Eylül ayında İstanbul sanat ortamında sezona merhaba diyecek sergileri Tophane’den Pera’ya sizler için derledim.
Tophane’deki Tomtom sokağın gözde mekânlarından Krank Art Gallery, genç sanatçı Merve İşeri’nin “Çürüyen Kavunlar” isimli kişisel sergisini ağırlıyor. Sanatçı; zamandan ve mekândan bağımsız, hayalvari bir dünyanın kapısını aralayan dört resim üzerine kurguladığı sergisinde, kişisel gelişim ve dönüşüm haline bir çeşit güzellemede bulunuyor. Her bir resimdeki dişil figürle birlikte dört sayısının sembolize ettikleri oldukça zengin. Dört element, ayın dört evresi, dört mevsim, dört ana yön gibi uzayıp giden liste aslında zamanın ve insanın durmadan kendisini yenilemesindeki döngüye atıfta bulunuyor. Sanatçının kendine has resimsel üslubuyla stilize ettiği figürler, değişmekte olan bedenin temsili olarak okunuyor. Küratörlüğünü Nicole O’Rourke’nin üstlendiği sergiyi, 20 Ekim tarihine dek mutlaka görün derim.

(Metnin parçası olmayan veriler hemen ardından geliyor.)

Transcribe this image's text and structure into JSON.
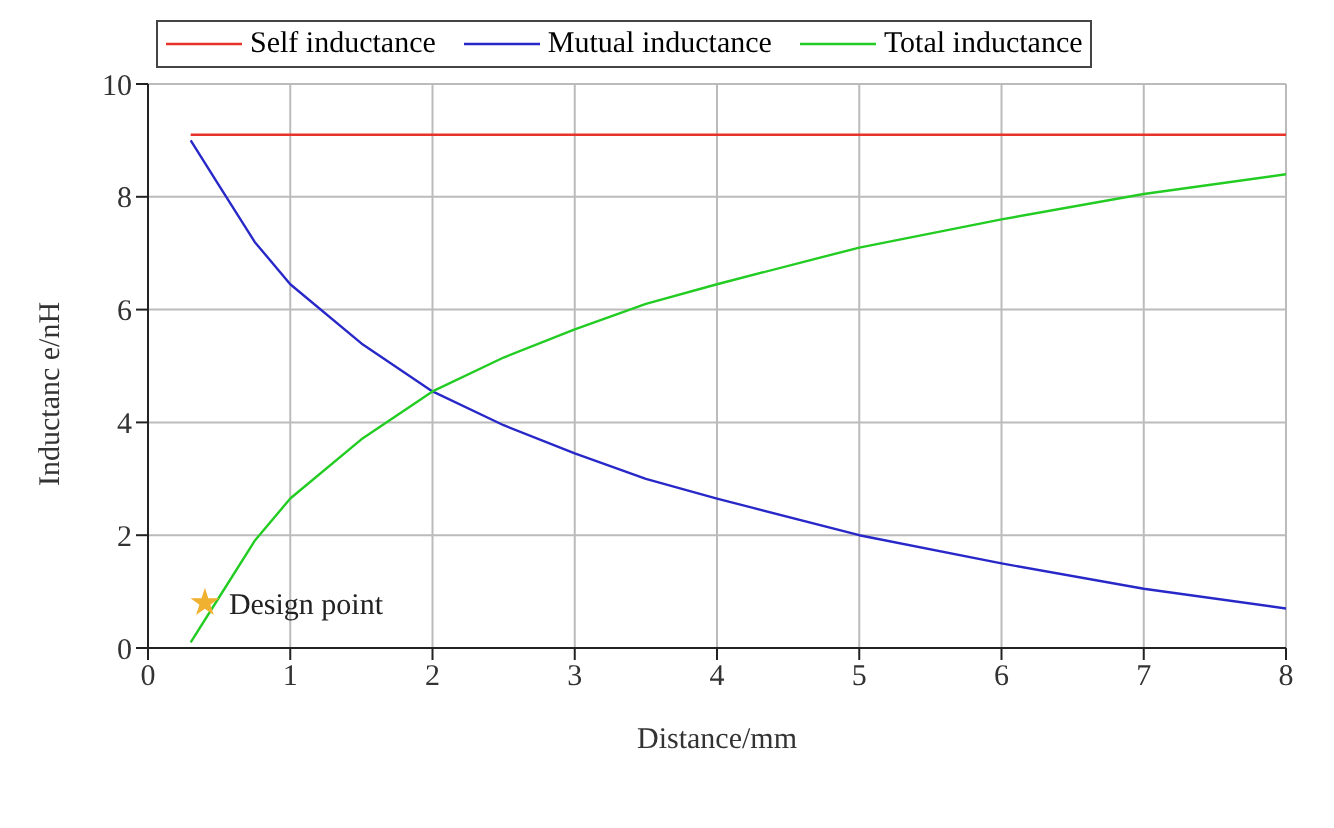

Rotayı Karaköy’deki Juma binasına çevirdiğimizde ise 14 Eylül tarihinde ortak açılış yapacak olan birbirinden iddialı sergiler bizi bekliyor. artSümer, sezonu Gökçe Erhan’ın ilk kişisel sergisi “Resimli Dünya Atlası” açıyor. İzleyiciyi resimlerinde anlattığı dünyaya kuş bakışı bakmaya yönlendiren Erhan’ın çalışmaları, doğal yaşam alanımıza döndüğümüzde karşılaşacaklarımızın adeta bir ön izlemesini sunuyor. Habitat adını taşıyan serisinden yağlıboya işleriyle birlikte resimlerine konu aldığı olaylar üzerine gerçekleştirdiği performanslarını içeren bir video çalışması ve naylon poşetlerden yaptığı kolajları izleyiciyle buluşturacak olan sanatçı, insan eliyle doğaya verilen zararı zihinlerde canlı tutuyor.
Mixer ise 2 farklı sergiyle sezona merhaba diyor. Benim de severek takip ettiğim isimlerden Alican Leblebici’nin kişisel sergisi “Son Çağrı”, gündeliğimizin içinde görmeye alışkın olduğumuz ve tanıdığımız nesneler üzerinden ürettiğimiz korkuları masaya yatırıyor. Sergi, çalar saat, yüksek rütbeli bir subayın şapkası, anti-depresanlar, uçuş panosu gibi nesnelerin; iktidar ilişkileri icra etme, korkularla başa çıkma ve hesaplaşma gibi farklı güçlerini gösteriyor. X-ray resimleriyle gözetleme, suç eşleştirme gibi soyut ve görünenden uzak bir yaklaşımın altını çizen sanatçı, küresel düzeydeki krizin ortasındayken çıkış noktasının içimizde olabilme ihtimalini sorguluyor. Üç fotoğraf sanatçısının bir araya getirildiği “Yakınlaşma” ise doğa ve zihin arasındaki bağlantıya odaklanıyor. Sergide işleri yer alan Emre Baykal, Nazlı Erdemirel ve Esra Özgüroğlu, beynimizdeki şaşırtıcı çözümleme yeteneği ‘’örüntü algısı’’ üzerinden kendi fotoğrafik üsluplarını kullanarak zihindeki bu etkileşim biçimlerini araştırıyor. Mixer’deki her iki sergiyi de 20 Ekim’e dek izleyebilirsiniz.
Pera’ya vardığımızda başarılı isimlerden Burcu Yağcıoğlu’nun solo sergisiyle Galerist bizi karşılıyor. Farklı ölçekteki desen ve kolajlarının yanısıra galeri mekânına müdahalesiyle izleyiciyi adeta bir girintinin içine çeken sanatçı, bir evrimsel mikrobiyoloji teorisi olan simbiyogenesis kavramını ele alıyor. Buradan yola çıkarak öznenin eylemliliğini sorunsallaştıran “İçeride”, 13 Eylül 20 Ekim 2018 tarihlerini arasında mutlaka görülmeli.